Site icon Robbie LaFleur

The Munch Museum is known as MUNCH

I often write blog posts to document events and projects for myself, and my current Scandinavian trip is very memory-worthy! I had just a few days in Norway with my husflidsskole classmate and friend Inger Berit Myhre. After arriving mid-day on June 11, we hiked in the afternoon, ate shrimp and drank wine, and I slept ten hours straight. We visited Oslo with day trips on Monday and Tuesday. It took only one hour and ten minutes by super-comfortable bus and train to to reach central Oslo from Inger’s house in Bjørkelangen. Monday we were gone from 9am to 10pm.

The weather was perfect – warm but not boiling, and sunny. It seemed like all Norwegians and all the tourists were outside. In front of MUNCH, many people were swimming in the Oslo harbor.

Many people have criticized the odd falling-forward shape of the MUNCH building; I think it is interesting and distinctive. Here you see it from a distance.

A monumental and very new sculpture by Tracy Emin sits outside the building, beautifully softened by beds of blooming daisies below.

One high-tech gallery displayed the rooms of Munch’s home. It wasn’t a traditional reconstruction; the “rooms” were demarcated on the floor and the walls were represented with hanging fabric panels with projected images. It was an interactive environment, where you could sit in a chair in front of a canvas and hear Munch discussing his painting, or answer a ringing telephone to reach the artist’s voice. Historical objects were selectively displayed around the rooms, like a standing clock or chairs or tables.

Cases on one wall were filled with artifacts like huge paint brushes or the blanket from his bed. That same blanket appears in this self-portrait.

“Self Portrait Between Clock and Bed,” 1940-43.

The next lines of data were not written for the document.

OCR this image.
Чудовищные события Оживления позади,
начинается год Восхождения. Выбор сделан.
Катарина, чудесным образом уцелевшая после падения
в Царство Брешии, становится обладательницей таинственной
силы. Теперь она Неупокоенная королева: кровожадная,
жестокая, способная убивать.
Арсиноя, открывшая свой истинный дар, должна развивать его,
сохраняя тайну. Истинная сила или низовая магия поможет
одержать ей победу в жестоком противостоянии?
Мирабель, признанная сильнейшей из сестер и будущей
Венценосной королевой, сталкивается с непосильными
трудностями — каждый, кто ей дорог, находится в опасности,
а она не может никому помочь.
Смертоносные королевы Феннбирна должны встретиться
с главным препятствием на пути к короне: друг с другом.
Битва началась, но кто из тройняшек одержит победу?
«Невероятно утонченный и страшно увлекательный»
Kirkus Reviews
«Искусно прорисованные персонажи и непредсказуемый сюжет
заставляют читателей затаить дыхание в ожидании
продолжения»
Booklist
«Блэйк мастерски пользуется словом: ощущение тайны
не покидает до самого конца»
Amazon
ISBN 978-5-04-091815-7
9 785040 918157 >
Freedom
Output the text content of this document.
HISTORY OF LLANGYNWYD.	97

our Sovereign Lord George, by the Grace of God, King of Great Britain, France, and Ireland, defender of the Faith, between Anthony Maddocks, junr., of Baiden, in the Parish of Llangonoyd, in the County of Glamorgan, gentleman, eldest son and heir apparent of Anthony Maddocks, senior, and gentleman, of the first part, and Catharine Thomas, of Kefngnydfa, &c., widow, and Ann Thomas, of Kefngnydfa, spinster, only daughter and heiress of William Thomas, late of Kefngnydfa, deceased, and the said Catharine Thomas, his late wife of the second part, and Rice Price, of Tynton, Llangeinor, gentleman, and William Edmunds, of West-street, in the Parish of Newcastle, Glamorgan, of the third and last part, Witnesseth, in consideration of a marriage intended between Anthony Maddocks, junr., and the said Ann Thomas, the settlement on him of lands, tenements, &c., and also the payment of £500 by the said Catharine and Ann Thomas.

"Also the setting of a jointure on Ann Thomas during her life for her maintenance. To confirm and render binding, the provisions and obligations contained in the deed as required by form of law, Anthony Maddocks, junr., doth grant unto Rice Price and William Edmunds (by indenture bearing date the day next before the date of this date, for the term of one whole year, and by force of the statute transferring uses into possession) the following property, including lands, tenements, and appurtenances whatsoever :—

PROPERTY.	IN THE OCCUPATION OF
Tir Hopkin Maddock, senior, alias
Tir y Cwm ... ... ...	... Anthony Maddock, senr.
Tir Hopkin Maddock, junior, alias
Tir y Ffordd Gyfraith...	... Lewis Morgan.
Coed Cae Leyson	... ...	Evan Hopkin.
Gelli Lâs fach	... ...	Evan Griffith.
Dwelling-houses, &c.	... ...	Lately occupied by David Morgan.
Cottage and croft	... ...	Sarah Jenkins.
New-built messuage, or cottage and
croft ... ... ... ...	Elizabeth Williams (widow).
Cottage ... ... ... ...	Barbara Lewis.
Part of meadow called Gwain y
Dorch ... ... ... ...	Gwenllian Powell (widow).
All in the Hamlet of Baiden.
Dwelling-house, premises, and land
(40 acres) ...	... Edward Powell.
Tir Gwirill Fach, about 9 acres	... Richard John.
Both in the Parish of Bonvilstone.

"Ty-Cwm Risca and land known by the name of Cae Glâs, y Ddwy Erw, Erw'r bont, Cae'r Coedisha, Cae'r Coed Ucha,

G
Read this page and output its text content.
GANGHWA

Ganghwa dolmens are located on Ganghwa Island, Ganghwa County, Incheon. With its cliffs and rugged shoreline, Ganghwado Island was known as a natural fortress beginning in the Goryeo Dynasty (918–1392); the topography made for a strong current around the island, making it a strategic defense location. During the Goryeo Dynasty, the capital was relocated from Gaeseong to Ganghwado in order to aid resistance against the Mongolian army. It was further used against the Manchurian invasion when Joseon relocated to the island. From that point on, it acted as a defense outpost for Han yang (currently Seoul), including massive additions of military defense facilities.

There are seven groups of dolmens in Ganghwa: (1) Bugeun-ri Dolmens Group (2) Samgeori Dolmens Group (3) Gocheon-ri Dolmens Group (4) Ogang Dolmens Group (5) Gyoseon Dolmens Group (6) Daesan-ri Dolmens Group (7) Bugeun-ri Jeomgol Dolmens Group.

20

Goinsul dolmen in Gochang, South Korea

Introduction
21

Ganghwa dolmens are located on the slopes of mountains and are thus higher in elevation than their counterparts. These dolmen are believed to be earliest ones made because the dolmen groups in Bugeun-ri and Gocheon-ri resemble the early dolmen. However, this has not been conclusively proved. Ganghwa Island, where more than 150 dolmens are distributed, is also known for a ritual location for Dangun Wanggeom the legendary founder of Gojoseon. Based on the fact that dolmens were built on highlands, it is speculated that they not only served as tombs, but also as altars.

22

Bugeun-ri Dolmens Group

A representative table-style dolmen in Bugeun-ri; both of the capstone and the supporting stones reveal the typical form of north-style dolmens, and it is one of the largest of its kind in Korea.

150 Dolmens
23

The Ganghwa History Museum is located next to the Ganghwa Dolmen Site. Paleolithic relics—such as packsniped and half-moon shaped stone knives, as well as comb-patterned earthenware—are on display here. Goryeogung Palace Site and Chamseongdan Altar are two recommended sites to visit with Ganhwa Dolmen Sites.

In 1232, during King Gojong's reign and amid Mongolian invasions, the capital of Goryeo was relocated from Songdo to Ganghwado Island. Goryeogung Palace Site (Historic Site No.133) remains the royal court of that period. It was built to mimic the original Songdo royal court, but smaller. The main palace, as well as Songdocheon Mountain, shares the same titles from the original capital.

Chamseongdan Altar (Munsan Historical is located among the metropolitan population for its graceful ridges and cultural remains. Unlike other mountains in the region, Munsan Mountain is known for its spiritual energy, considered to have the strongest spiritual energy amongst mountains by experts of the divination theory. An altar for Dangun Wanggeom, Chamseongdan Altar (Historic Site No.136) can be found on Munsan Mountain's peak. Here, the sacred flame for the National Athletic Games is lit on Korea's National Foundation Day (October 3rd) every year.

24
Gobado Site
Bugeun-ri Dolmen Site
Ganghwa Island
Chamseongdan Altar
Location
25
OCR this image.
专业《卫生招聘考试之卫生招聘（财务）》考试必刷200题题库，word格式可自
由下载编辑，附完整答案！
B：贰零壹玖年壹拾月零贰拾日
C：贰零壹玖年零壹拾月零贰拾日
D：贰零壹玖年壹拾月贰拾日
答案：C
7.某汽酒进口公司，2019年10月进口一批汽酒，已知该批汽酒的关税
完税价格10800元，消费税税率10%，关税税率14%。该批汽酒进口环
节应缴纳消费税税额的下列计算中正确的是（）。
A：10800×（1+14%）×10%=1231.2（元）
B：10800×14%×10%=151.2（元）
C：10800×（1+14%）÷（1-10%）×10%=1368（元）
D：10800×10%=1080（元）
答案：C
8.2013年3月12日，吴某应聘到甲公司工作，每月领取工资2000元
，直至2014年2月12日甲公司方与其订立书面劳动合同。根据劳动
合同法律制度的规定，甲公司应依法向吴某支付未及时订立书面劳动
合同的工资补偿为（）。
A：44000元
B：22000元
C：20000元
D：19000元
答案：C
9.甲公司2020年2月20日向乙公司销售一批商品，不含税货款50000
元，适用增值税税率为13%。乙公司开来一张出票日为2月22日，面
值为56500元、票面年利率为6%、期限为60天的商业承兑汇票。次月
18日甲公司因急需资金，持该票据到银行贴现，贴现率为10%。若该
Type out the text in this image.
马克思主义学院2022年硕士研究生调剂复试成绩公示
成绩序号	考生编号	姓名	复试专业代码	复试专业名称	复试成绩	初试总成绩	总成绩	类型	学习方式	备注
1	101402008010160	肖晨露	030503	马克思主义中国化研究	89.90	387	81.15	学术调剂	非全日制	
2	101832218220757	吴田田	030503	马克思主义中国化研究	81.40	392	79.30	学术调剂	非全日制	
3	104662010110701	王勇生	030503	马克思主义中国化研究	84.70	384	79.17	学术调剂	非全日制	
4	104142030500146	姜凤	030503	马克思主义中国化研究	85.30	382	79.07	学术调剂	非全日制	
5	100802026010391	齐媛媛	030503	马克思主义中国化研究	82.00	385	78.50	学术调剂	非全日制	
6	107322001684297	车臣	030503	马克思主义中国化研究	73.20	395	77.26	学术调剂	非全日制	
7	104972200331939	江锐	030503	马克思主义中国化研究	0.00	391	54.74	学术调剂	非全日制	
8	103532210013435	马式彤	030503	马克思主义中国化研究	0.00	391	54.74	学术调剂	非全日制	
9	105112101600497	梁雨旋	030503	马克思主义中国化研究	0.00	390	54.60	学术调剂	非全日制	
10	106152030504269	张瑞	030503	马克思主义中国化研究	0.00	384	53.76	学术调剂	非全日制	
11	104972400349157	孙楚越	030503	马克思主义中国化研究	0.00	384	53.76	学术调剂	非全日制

One two-story room contained his monumental paintings. This will be my favorite part, I thought. Then we toured an exhibition of Munch’s prints along with the actual woodblocks. Some of the woodblocks were made like a jigsaw puzzle with pieces changed out over time. Oh no, this is my favorite.

Until, of course, we visited the floor with rest of the paintings. Inger and I agreed that we weren’t as interested in the most iconic paintings – the ones we have seen on posters throughout our lives. We were drawn to the lesser known paintings, including his life-sized full-length portraits.

“Daniel Jacobsen,” 1908-09.

My favorite painting among those I know well was “The Sick Child,” 1927.

And I don’t even need to tell you what these people were lined up to see at MUNCH, do I? You don’t even need to see it.

If you can get to Oslo, don’t miss MUNCH, for the art, for the building, and the amazing harbor neighborhood.